L’ex primo ministro italiano Mario Monti parla delle prossime elezioni in Italia. Ne ha parlato con Francine Lacqua di “Bloomberg Surveillance“.
In un certo grado, sì. La BCE ha effettuato una politica monetaria molto intelligente. Il presidente Draghi è stato molto abile a veicolare il supporto per il QE.
Personalmente, ritiene che l’uscita dal QE stesso sia più veloce che lenta. Questo per l’impatto che, nelle nazioni europee, e sicuramente in Italia, la politica monetaria molto accomodante ha avuto nella percezione della necessità di agire sulla politica economica e su quella reale.
Molte promesse elettorali sono state fatte in maniera molto “libera“, diciamo, per non dire irresponsabilmente. Ed una delle ragioni è che non c’è un sentimento di pressione, un senso del “fare presto“.
Nessun partito, che sia populista o meno, ha ancora nel proprio programma una benché minima idea di lasciare l’euro. O di indire un referendum per sentire cosa ne pensa la gente. E questa cosa è certamente positiva.
Il costo di lanciare promesse costose è senza limiti, al contrario, ed è bene ricordarlo. Per questo lo stanno facendo tutti. Non c’è pericolo che queste promesse possano essere onorate, tuttavia. E fortunatamente non verranno onorate. E chi sarà il colpevole per questa mancata promessa da mantenere? L’Europa, naturalmente. Saranno gli obblighi europei che non permetteranno che queste promesse vengano onorate, nella narrativa dei partiti. E sarà facile per qualsiasi partito accollare all’Europa questa colpa, usando questa scusa.
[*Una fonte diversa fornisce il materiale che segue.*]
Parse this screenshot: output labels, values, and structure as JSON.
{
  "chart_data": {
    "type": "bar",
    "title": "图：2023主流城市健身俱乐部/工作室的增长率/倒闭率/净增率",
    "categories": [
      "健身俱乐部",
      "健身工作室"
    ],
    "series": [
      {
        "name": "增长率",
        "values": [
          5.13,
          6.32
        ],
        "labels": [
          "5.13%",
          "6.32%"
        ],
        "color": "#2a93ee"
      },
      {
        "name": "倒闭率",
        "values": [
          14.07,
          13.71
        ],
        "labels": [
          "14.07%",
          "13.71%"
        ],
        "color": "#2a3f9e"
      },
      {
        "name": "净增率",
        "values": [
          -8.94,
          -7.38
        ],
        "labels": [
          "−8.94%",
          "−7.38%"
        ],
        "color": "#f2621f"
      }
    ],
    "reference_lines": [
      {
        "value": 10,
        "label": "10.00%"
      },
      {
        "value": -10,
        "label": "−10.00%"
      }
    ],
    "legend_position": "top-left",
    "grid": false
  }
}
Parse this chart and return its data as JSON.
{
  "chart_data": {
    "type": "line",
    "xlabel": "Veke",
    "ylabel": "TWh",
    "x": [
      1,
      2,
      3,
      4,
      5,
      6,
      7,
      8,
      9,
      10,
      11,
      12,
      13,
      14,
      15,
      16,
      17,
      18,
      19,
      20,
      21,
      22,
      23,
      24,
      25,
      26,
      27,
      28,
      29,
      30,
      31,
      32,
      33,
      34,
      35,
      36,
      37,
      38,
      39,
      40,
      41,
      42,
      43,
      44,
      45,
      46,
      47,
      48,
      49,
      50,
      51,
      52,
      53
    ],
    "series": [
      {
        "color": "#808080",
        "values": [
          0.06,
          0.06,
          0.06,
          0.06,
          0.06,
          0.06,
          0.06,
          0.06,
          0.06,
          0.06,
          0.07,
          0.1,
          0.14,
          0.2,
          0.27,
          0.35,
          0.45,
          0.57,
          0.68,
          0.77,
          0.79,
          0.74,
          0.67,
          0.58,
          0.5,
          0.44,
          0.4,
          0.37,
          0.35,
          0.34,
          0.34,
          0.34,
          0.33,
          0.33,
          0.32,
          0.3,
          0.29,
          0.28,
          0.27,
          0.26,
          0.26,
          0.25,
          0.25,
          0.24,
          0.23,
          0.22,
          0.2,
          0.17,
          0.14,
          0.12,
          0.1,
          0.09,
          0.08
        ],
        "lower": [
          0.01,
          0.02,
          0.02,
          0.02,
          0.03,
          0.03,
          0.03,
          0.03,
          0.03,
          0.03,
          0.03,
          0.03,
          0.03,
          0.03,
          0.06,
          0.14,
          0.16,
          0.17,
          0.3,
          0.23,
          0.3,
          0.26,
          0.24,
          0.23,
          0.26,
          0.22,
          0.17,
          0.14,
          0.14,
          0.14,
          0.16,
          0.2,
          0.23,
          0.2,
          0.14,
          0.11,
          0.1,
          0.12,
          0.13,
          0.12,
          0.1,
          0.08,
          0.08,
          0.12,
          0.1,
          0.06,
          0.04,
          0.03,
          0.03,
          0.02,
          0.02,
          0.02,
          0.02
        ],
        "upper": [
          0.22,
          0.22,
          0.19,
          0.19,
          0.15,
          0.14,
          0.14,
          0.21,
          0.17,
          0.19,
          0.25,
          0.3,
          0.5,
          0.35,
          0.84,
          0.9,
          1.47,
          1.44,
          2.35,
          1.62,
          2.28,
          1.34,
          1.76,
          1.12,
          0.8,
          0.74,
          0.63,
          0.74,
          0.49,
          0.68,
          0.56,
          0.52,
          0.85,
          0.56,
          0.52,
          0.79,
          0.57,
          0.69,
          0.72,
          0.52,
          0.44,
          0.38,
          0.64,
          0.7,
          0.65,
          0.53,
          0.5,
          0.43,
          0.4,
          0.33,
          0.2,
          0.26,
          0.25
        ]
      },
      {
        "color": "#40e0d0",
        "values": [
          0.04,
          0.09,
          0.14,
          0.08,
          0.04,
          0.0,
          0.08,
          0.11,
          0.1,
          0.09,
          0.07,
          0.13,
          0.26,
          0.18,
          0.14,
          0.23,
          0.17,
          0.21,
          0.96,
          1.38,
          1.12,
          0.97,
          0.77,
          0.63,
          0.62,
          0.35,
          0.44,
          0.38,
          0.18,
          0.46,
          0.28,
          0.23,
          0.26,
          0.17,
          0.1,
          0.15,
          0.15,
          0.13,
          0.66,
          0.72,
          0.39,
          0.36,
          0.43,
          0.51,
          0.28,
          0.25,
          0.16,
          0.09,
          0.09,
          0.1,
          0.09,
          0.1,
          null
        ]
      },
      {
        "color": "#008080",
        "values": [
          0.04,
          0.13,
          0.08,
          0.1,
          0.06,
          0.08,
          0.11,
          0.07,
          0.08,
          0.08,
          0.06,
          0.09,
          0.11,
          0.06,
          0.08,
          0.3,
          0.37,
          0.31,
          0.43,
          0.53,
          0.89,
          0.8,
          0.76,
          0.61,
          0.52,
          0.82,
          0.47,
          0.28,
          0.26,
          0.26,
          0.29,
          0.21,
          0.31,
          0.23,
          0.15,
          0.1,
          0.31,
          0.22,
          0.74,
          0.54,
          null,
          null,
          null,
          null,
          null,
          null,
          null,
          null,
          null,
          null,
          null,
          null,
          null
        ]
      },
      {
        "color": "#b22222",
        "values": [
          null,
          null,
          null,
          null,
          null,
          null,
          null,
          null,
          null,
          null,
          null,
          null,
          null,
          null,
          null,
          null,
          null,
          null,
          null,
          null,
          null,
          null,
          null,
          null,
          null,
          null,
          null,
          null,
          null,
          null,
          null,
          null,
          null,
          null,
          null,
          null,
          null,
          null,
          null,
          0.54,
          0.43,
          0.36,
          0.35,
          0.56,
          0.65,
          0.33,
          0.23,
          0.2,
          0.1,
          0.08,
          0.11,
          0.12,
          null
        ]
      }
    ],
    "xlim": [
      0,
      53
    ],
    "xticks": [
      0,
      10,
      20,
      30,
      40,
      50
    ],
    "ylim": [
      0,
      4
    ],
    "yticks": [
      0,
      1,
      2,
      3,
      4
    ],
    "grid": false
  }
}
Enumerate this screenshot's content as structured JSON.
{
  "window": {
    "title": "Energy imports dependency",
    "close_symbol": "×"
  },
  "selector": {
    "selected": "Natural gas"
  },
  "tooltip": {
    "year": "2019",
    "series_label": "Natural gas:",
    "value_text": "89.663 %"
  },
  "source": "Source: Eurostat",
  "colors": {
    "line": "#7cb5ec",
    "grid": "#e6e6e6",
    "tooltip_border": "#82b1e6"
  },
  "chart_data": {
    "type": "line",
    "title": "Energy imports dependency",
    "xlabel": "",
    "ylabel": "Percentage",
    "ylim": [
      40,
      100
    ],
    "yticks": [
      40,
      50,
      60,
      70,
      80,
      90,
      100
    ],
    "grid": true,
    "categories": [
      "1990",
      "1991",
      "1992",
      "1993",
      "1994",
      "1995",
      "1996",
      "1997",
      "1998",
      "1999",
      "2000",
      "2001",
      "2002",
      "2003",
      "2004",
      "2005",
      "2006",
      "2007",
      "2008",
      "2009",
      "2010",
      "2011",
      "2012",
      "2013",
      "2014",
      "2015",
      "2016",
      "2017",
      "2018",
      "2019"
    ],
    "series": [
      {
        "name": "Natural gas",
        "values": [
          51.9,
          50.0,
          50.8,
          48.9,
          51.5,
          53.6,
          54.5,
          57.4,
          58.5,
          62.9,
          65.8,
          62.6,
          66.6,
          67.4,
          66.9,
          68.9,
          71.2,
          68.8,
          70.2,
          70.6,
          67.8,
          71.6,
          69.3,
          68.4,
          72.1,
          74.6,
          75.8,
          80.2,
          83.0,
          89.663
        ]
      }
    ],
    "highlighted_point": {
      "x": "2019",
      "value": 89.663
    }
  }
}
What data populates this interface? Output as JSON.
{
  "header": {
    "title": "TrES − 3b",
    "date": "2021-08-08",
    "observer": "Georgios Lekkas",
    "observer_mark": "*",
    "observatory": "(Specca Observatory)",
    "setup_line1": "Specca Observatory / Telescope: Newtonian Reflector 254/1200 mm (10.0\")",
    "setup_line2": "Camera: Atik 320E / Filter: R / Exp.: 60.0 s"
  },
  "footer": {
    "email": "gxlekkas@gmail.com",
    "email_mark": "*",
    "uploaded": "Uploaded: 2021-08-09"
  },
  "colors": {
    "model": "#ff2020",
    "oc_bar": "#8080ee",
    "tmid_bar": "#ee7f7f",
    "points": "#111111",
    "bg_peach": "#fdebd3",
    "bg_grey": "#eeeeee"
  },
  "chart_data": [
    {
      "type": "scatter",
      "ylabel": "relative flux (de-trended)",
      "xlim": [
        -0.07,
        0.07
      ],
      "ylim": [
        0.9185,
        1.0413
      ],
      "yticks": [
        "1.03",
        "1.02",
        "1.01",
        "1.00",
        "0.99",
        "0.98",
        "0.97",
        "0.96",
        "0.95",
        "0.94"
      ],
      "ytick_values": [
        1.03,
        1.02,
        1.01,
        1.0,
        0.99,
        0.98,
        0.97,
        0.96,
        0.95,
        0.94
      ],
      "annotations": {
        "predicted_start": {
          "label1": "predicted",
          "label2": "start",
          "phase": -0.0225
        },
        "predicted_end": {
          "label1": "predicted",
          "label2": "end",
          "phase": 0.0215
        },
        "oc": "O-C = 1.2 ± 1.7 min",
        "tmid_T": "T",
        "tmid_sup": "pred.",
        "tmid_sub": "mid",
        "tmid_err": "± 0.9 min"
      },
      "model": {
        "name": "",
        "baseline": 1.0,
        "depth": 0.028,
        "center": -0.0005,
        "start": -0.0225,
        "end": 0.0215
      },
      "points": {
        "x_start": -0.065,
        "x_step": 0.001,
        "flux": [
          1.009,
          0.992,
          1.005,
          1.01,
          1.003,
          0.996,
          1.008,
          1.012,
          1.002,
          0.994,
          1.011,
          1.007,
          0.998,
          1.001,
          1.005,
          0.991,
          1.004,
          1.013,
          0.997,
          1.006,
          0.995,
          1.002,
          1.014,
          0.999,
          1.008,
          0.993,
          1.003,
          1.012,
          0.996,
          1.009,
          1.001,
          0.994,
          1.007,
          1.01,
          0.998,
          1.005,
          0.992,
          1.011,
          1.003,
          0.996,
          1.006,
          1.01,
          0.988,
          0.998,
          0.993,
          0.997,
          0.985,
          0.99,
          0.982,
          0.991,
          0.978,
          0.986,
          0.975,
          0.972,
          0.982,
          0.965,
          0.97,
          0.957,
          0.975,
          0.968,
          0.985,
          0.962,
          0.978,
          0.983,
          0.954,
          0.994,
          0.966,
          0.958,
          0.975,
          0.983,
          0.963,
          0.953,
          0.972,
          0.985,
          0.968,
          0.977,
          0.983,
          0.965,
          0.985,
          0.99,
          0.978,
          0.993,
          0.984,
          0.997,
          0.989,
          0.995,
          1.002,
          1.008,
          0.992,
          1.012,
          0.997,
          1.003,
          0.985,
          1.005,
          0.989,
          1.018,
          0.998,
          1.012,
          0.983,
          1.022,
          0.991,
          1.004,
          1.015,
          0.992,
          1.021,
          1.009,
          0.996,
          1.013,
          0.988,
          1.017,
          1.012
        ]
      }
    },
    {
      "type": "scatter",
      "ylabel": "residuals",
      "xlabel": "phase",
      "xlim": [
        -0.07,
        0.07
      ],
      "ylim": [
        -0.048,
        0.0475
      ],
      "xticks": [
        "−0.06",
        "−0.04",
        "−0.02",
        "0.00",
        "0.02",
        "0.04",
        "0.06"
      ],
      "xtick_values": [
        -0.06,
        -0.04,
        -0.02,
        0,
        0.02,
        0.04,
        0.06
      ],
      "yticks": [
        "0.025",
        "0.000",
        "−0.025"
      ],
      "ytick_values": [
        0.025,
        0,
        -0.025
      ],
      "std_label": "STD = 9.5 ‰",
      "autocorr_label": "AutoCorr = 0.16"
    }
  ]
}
Questa, dopotutto, è la tradizionale divisione di compiti tra le politiche nazionali e quelle europee. L’unica cosa negativa è che ad ogni round elettorale il gap tra l’opinione pubblica domestica e l’Europa cresce. Nel marzo 2019 ci saranno le elezioni per il rinnovo del Parlamento Europeo; potrebbe quindi riaffacciarsi, sfortunatamente, l’idea di “lasciare l’euro” da parte dei partiti populisti. E questo perché, allora, il tema del contendere sarà proprio l’Europa.